Plus de deux ans après la catastrophe nucléaire, la zone maritime de Fukushima affiche des taux de radioactivité élevés. La contamination de la chaîne alimentaire maritime japonaise se poursuit. Avec des conséquences sanitaires alarmantes.
Une truite rocheuse à 150 000 becquerels par kilogramme (bq/kg), une rascasse à 254 000 bq/kg - alors que la norme japonaise est de 100bq/kg : il ne fait pas bon pêcher un poisson aux abords de la centrale de Fukushima. Certes, on le savait déjà : depuis la catastrophe de la centrale nucléaire de Fukushima, en mars 2011, les fonds marins proches de la zone accidentée n’ont pas échappé aux fuites radioactives des réacteurs endommagés. De nombreuses études japonaises, menées chaque mois non loin de la centrale par le ministère de la Pêche, révèlent d’ailleurs des taux anormalement élevés de césium 134 et 137 (particules radioactives) dans les entrailles de vertébrés à branchies, algues et crustacés.

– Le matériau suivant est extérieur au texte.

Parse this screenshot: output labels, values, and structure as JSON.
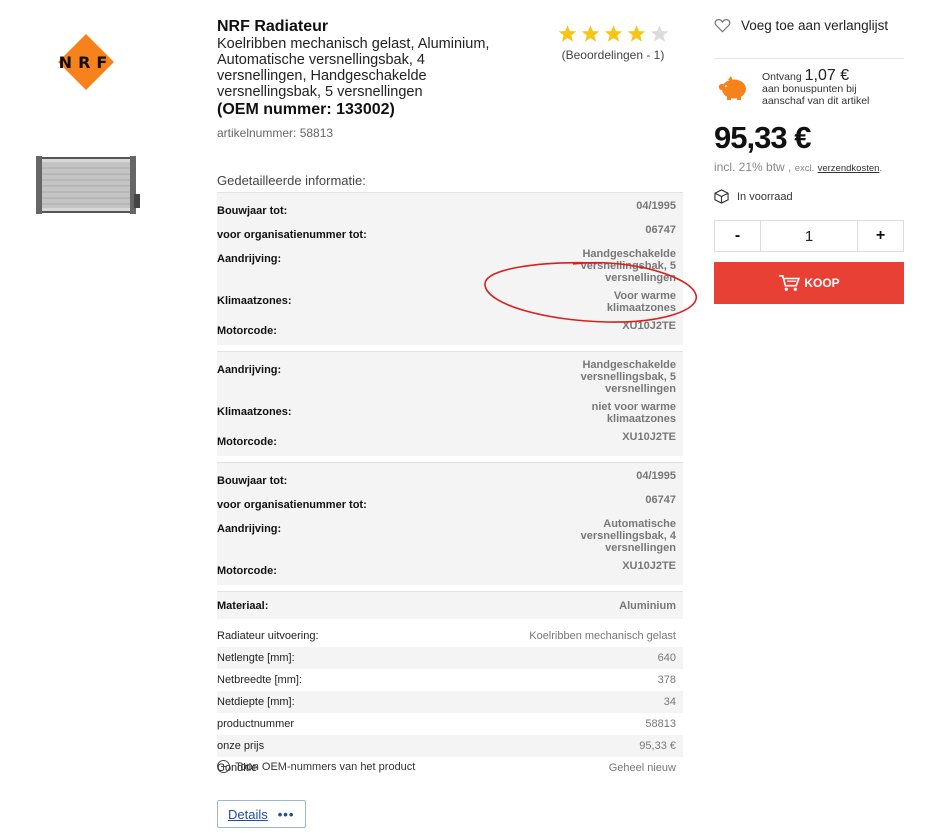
{
  "product": {
    "brand_title": "NRF Radiateur",
    "description_lines": [
      "Koelribben mechanisch gelast, Aluminium,",
      "Automatische versnellingsbak, 4",
      "versnellingen, Handgeschakelde",
      "versnellingsbak, 5 versnellingen"
    ],
    "oem_line": "(OEM nummer: 133002)",
    "article_number": "artikelnummer: 58813",
    "logo_text": "NRF",
    "logo_color": "#f7821b"
  },
  "rating": {
    "stars_filled": 4,
    "stars_total": 5,
    "count_text": "(Beoordelingen - 1)",
    "star_color": "#f5c518"
  },
  "details": {
    "title": "Gedetailleerde informatie:",
    "groups": [
      [
        {
          "k": "Bouwjaar tot:",
          "v": "04/1995"
        },
        {
          "k": "voor organisatienummer tot:",
          "v": "06747"
        },
        {
          "k": "Aandrijving:",
          "v": "Handgeschakelde versnellingsbak, 5 versnellingen"
        },
        {
          "k": "Klimaatzones:",
          "v": "Voor warme klimaatzones"
        },
        {
          "k": "Motorcode:",
          "v": "XU10J2TE"
        }
      ],
      [
        {
          "k": "Aandrijving:",
          "v": "Handgeschakelde versnellingsbak, 5 versnellingen"
        },
        {
          "k": "Klimaatzones:",
          "v": "niet voor warme klimaatzones"
        },
        {
          "k": "Motorcode:",
          "v": "XU10J2TE"
        }
      ],
      [
        {
          "k": "Bouwjaar tot:",
          "v": "04/1995"
        },
        {
          "k": "voor organisatienummer tot:",
          "v": "06747"
        },
        {
          "k": "Aandrijving:",
          "v": "Automatische versnellingsbak, 4 versnellingen"
        },
        {
          "k": "Motorcode:",
          "v": "XU10J2TE"
        }
      ]
    ],
    "material": {
      "k": "Materiaal:",
      "v": "Aluminium"
    },
    "properties": [
      {
        "k": "Radiateur uitvoering:",
        "v": "Koelribben mechanisch gelast"
      },
      {
        "k": "Netlengte [mm]:",
        "v": "640"
      },
      {
        "k": "Netbreedte [mm]:",
        "v": "378"
      },
      {
        "k": "Netdiepte [mm]:",
        "v": "34"
      },
      {
        "k": "productnummer",
        "v": "58813"
      },
      {
        "k": "onze prijs",
        "v": "95,33 €"
      },
      {
        "k": "Conditie",
        "v": "Geheel nieuw"
      }
    ],
    "oem_toggle": "Toon OEM-nummers van het product",
    "details_button": "Details",
    "details_more": "•••"
  },
  "sidebar": {
    "wishlist": "Voeg toe aan verlanglijst",
    "bonus_prefix": "Ontvang",
    "bonus_amount": "1,07 €",
    "bonus_line2": "aan bonuspunten bij",
    "bonus_line3": "aanschaf van dit artikel",
    "price": "95,33 €",
    "vat_main": "incl. 21% btw ,",
    "vat_excl": "excl.",
    "vat_link": "verzendkosten",
    "vat_end": ".",
    "stock": "In voorraad",
    "qty_minus": "-",
    "qty_value": "1",
    "qty_plus": "+",
    "buy_label": "KOOP",
    "buy_color": "#e84034",
    "bonus_icon": "piggy-bank-icon"
  }
}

Mais lorsque Tepco, le gérant de la centrale - qui jusque-là avait minimisé les conséquences de la catastrophe - reconnaît publiquement, et pour la première fois, mercredi 21 août, l’ampleur du désastre écologique, il y a de quoi s’inquiéter. En effet, selon son dernier communiqué, quelque 300 tonnes d’eaux hautement radioactives sont en train de fuir d’un réservoir accidenté. Une eau contaminée, classée en "incident grave", qui se mêle désormais aux liquides radioactifs qui se déversent déjà quotidiennement dans l’océan via des voies souterraines.
"Vers une explosion du nombre de cancers"
Quel est alors l’impact de cette pollution radioactive sur les poissons destinés à être consommés ? Les autorités japonaises se veulent rassurantes. Selon leurs études, 40% des poissons péchés autour de la zone accidentée sont impropres à la consommation et 36 espèces sont pour l’heure interdites à la vente. Un rempart sanitaire destiné à rassurer la population et les marchés. Soucieuses aussi de soutenir l’activité de la pêche, un des secteurs phares de l’économie de la région de Fukushima, Tokyo a même décidé de construire à l’entrée du port de Fukushima Daiichi une barrière de deux mètres de hauteur, fixée au sol marin, pour empêcher les animaux hautement contaminés de s’échapper au large.
Mais ces mesures sont-elles suffisantes pour contrer la propagation des radionucléides dans l’eau ? Pas vraiment, estime Stéphane Lhomme, directeur de l’Observatoire du nucléaire, un organisme indépendant, contacté par FRANCE 24. "Toute la chaîne alimentaire des fonds marins est désormais contaminée"avance-t-il tout en reconnaissant que ce problème est circonscrit aux seules côtes japonaises. Et de poursuivre : "Avec les courants marins et l’immensité du Pacifique, il est peu probable que les côtes américaines soient touchées par cette pollution. Au Japon, par contre, nous allons au devant d’une explosion dramatique du nombre de cancers dans les prochaines années. Dans un pays où le poisson est un aliment de base, des générations entières vont ingérer cette nourriture contaminée. Même à faible taux de radiation, c’est-à dire celui autorisé par le gouvernement japonais, les particules de césium se fixent sur le foie, l’estomac, les organes et peuvent provoquer en quelques années des dégâts importants."
"Une source continue de contamination"
Il y a un peu moins d’un an, une étude de Ken Buesseler, un chimiste américain de l’Institut océanographique de Woods Hole (Massachussetts), revêtait déjà un caractère tout aussi pessimiste. Son rapport insistait surtout sur le fait que les taux de contamination autour de Fukushima restaient aussi élevés que ceux de l’année précédente, alors qu’ils auraient dû, avec les courants marins, la désintégration naturelle du césium et sa dilution dans l’océan, baisser significativement. Conclusion de l’étude : "Il ne fait aucun doute qu’il existe une source continue de contamination", expliquait alors déjà Ken Buesseler. Selon les experts, près de 16,1 milliards de milliards de becquerels ont déjà ete déversés dans la mer depuis juin 2011.
Faut-il craindre pour autant de manger "japonais" dans nos restaurants français ? Contrairement à l’idée reçue, la majorité des poissons consommés dans les établissements japonais de l'Hexagone proviennent principalement de Norvège, de l’océan Indien et de la Méditerranée. Et, depuis la catastrophe, tous les produits en provenance de la péninsule japonaise font l’objet de contrôles renforcés dans l’Union européenne.